No Bipolar II–for me,or for you!

We were delighted to read commentary (Fletcher et al., 2018) in the journal regarding bipolar II disorder and, in particular, the observation that it has been used as a catch-all term for all manner of diagnoses. There is no doubt that this has hindered, to some extent, a deeper understanding of bipolar II, but we feel there is little to be gained by further examining this ‘disorder’, largely because it has become evident that the basis upon which it was constructed was wholly arbitrary (Malhi et al., 2016) and that, in effect, it simply serves to sample a loosely categorised sub-population within a spectrum (Phillips and Kupfer, 2013). We therefore disagree with the authors of this article (Fletcher et al., 2018) that further research is warranted in attempting to identify the neurobiological underpinnings of bipolar II, given that the primary problem of poor delineation, both phenomenologically and within the clinical arena, remains. Indeed, we believe this would be counterproductive as, no doubt, there will be differences of sorts that can be identified by comparing any two populations along a spectrum, particularly if that spectrum is multi-dimensional (e.g. cognition and activity alongside mood), but such differences have little clinical value and cannot serve to define a disorder.

When first defined, bipolar II had to be clearly separated from bipolar I, and this was putatively achieved by necessitating hospitalisation and a greater degree of impairment for bipolar I disorder to be assigned. In addition, any incidence of psychotic phenomena elevated the diagnosis to bipolar I disorder immediately. Alongside these differences, it was assumed that the same symptoms occurred in both hypomania and mania and that, to all intents and purposes, bipolar II was simply a less severe variant of bipolar I disorder. At the same time, to ensure that bipolar II did not meld into normal perturbations of health, a relatively high bar was set for the duration of criteria for hypomania (namely, 4 days).

In the four decades since its inception, there have naturally been many studies that have examined and compared attributes of bipolar I and II disorders. Interestingly, for bipolar II disorder in which there was, by definition, a bias towards depression, there is a higher likelihood of suicide, which is unsurprising given that this is most likely to occur in the depressive phase of the illness. But the preponderance of depression in bipolar II has been interpreted as warranting it equivalence in terms of impact on quality of life, because it confers the same degree of disability as bipolar I and a comparable, if not greater, risk of suicide. These and other such findings have meant that bipolar II has been increasingly viewed as a distinct disorder, and reified to some extent as a disease, potentially with its own separate pathophysiology. But, there is scant evidence to support any such view.

Clearly, patients currently labelled with bipolar II disorder experience significant impairment and do require targeted treatment; however, bipolar II cannot always be reliably differentiated from bipolar I in clinical management. Indeed, the diagnosis of bipolar II rarely governs treatment and the same treatment options (e.g. mood stabilisers, second-generation antipsychotics, antidepressants) are used across both bipolar I and II diagnoses (Malhi et al., 2016). Since guiding treatment is one of the main purposes of giving a diagnosis, this in itself demonstrates that bipolar II has failed to achieve the primary requirement of a diagnostic label. Rather, the spectrum approach to bipolar disorder (advocated by the authors themselves) should range from unipolar depression to bipolar I disorder, and the arbitrary stepping stone of bipolar II should be dispensed with.
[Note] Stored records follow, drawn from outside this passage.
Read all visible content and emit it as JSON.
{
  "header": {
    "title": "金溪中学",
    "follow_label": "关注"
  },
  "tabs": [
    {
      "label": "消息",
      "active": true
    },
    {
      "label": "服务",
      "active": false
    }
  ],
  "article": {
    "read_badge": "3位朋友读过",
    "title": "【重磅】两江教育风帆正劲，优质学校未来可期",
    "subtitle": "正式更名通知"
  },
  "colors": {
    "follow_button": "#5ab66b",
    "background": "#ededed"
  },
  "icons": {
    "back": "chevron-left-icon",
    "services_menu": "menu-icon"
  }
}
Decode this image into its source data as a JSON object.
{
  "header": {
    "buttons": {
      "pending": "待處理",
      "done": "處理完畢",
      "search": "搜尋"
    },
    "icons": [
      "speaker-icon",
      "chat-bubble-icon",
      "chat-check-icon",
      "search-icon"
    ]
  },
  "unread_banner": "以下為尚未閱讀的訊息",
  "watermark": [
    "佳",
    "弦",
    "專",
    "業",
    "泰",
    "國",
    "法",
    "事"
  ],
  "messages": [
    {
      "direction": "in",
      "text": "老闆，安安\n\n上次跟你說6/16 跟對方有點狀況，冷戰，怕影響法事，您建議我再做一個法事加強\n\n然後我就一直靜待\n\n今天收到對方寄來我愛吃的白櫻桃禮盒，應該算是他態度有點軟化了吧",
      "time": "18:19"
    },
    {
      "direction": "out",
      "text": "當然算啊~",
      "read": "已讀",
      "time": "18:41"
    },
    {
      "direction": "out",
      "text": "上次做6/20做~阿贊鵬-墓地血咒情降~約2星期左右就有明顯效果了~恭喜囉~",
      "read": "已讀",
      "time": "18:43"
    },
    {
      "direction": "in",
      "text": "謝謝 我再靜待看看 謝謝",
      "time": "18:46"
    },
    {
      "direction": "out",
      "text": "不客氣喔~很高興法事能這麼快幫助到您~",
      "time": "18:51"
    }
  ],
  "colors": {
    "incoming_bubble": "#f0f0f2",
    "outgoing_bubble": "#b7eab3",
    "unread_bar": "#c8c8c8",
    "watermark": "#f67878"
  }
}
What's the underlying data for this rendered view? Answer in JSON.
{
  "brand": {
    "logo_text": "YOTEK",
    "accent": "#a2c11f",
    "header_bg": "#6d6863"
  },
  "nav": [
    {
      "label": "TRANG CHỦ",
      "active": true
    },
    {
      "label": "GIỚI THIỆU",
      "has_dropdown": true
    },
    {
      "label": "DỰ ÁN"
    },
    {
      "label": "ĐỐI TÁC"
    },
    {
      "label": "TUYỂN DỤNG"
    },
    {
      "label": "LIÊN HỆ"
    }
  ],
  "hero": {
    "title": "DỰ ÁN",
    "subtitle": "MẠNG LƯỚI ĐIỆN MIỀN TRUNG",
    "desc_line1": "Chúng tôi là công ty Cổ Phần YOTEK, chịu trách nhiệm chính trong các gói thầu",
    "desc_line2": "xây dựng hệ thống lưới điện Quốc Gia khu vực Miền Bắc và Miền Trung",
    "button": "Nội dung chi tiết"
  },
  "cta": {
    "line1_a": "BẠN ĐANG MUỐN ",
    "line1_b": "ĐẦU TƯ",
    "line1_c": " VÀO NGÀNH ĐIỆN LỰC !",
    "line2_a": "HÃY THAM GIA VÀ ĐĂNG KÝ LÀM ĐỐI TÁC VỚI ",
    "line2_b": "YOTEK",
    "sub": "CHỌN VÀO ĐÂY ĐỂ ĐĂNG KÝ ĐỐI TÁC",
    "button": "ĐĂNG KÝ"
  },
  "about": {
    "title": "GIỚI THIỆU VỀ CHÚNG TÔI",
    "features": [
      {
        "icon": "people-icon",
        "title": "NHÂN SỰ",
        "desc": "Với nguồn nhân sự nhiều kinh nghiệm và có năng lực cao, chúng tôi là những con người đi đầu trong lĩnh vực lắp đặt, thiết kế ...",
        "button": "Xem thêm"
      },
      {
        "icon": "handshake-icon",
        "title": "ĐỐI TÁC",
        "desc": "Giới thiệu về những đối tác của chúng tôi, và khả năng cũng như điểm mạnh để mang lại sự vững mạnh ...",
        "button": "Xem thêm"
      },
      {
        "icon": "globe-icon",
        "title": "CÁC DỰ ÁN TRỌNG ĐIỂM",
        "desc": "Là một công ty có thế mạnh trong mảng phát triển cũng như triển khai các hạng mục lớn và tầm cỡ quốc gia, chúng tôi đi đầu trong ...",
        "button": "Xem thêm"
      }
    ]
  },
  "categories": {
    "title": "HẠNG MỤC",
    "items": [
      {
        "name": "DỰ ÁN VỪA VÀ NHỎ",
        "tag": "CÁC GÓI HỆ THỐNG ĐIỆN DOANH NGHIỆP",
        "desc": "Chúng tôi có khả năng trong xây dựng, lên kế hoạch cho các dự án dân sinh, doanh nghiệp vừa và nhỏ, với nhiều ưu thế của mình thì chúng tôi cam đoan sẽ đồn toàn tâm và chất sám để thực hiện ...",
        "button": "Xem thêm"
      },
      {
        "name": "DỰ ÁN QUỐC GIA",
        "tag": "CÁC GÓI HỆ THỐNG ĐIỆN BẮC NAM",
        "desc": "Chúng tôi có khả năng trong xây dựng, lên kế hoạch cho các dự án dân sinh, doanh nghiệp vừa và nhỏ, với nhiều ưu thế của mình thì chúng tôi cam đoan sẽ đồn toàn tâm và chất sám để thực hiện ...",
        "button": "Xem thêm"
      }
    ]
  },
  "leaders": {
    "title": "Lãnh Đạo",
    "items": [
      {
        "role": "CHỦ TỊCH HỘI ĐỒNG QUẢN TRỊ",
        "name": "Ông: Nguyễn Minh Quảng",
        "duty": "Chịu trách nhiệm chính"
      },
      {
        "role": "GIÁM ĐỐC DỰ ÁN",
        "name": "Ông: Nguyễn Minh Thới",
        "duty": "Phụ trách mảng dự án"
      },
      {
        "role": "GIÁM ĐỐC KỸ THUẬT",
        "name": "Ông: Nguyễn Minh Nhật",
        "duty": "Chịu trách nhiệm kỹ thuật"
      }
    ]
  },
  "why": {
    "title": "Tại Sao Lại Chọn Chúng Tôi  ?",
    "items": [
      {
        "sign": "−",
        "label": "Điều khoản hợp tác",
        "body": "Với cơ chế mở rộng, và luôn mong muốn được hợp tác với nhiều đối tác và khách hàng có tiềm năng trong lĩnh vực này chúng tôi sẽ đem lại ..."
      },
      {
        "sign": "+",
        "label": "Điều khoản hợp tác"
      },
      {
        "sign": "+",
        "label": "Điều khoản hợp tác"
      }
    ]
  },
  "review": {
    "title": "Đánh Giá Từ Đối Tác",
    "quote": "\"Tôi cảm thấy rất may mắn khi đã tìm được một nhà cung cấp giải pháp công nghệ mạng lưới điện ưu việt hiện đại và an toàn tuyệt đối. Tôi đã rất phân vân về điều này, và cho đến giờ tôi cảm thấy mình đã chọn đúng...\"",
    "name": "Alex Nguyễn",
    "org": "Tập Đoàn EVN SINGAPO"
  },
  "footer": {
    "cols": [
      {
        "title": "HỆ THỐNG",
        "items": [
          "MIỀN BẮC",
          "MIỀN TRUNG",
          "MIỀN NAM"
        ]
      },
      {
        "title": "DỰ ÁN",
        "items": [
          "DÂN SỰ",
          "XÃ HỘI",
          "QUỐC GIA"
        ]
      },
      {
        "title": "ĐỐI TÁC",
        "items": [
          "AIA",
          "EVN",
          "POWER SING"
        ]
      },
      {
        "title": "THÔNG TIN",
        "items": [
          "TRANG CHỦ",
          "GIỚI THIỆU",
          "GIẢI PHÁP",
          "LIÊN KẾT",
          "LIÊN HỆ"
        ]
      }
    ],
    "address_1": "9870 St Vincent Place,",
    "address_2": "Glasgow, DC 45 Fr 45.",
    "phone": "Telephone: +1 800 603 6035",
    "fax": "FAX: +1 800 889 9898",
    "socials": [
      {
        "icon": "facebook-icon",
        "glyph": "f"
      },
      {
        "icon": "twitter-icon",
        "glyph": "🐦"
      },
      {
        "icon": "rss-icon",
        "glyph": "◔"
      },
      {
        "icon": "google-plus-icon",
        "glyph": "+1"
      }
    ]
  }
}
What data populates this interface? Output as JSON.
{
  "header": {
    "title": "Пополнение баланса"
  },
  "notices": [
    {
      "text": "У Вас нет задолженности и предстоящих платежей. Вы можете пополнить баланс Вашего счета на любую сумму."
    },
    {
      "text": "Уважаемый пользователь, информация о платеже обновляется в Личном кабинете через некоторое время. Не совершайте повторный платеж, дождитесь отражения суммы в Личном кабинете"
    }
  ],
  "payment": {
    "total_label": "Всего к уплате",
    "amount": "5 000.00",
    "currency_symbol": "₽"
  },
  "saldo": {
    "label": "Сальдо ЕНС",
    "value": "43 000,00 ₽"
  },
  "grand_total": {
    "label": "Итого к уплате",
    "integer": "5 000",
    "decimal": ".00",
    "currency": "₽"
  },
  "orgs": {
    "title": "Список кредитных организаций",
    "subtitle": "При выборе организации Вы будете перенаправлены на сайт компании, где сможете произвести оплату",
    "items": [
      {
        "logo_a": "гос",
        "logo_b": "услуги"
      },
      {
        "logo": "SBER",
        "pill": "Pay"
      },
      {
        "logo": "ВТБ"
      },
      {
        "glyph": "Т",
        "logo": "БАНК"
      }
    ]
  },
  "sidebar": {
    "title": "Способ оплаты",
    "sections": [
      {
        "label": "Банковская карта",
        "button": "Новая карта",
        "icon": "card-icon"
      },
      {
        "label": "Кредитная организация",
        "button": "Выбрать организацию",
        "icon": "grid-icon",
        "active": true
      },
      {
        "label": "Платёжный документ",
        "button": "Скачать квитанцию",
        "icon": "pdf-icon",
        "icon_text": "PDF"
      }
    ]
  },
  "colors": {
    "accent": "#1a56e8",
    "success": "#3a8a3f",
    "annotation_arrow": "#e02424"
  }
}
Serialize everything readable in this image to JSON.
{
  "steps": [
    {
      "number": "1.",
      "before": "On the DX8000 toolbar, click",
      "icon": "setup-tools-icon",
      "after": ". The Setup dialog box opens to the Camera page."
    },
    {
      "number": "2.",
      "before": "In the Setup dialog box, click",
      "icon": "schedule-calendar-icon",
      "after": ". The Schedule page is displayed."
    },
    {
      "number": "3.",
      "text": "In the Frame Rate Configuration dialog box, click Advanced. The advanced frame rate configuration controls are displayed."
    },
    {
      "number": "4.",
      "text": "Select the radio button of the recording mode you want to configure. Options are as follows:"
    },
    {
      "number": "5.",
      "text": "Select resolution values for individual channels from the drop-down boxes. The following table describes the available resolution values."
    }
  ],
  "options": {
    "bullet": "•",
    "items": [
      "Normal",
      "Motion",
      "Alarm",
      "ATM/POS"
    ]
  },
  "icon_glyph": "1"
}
Therefore, instead of further pursuing the quest for pristine cleavage between bipolar I and bipolar II, efforts should be focused on defining the more practical and meaningful cut-off between normalcy and the syndrome of manic symptoms, which most likely occurs at a duration of two days (Angst et al., 2012), and identifying symptoms, if any exist, that are characteristic of mania and bipolar depression. In addition, bipolar disorder research should move to examining the domains of cognition and activity (Ghaemi and Dalley, 2014), alongside that of mood, and adopt a multi-dimensional approach to understanding not only bipolar disorder but mood disorders as a whole. Increasingly, it is accepted that the mood disorders exist along a spectrum, which is mostly demarcated by boundaries that are ephemeral and varying, depending on context. A good example of this is the transition of major depression itself into bipolar disorder through the occurrence of manic symptoms and/or its transmogrification into a mixed state. These are the key and important questions that face the field at present and warrant our utmost attention. The debate as to whether bipolar II disorder exists, whether it has a separate and distinct substratum, and whether it should be better clinically defined, is well and truly over.

Final thought:

Hooray, hurrah, we are changing our mind,

it’s all bipolar, no subtype or kind.

It’s less confusing,

so let’s start using,

simply ‘bipolar’, and see what we find!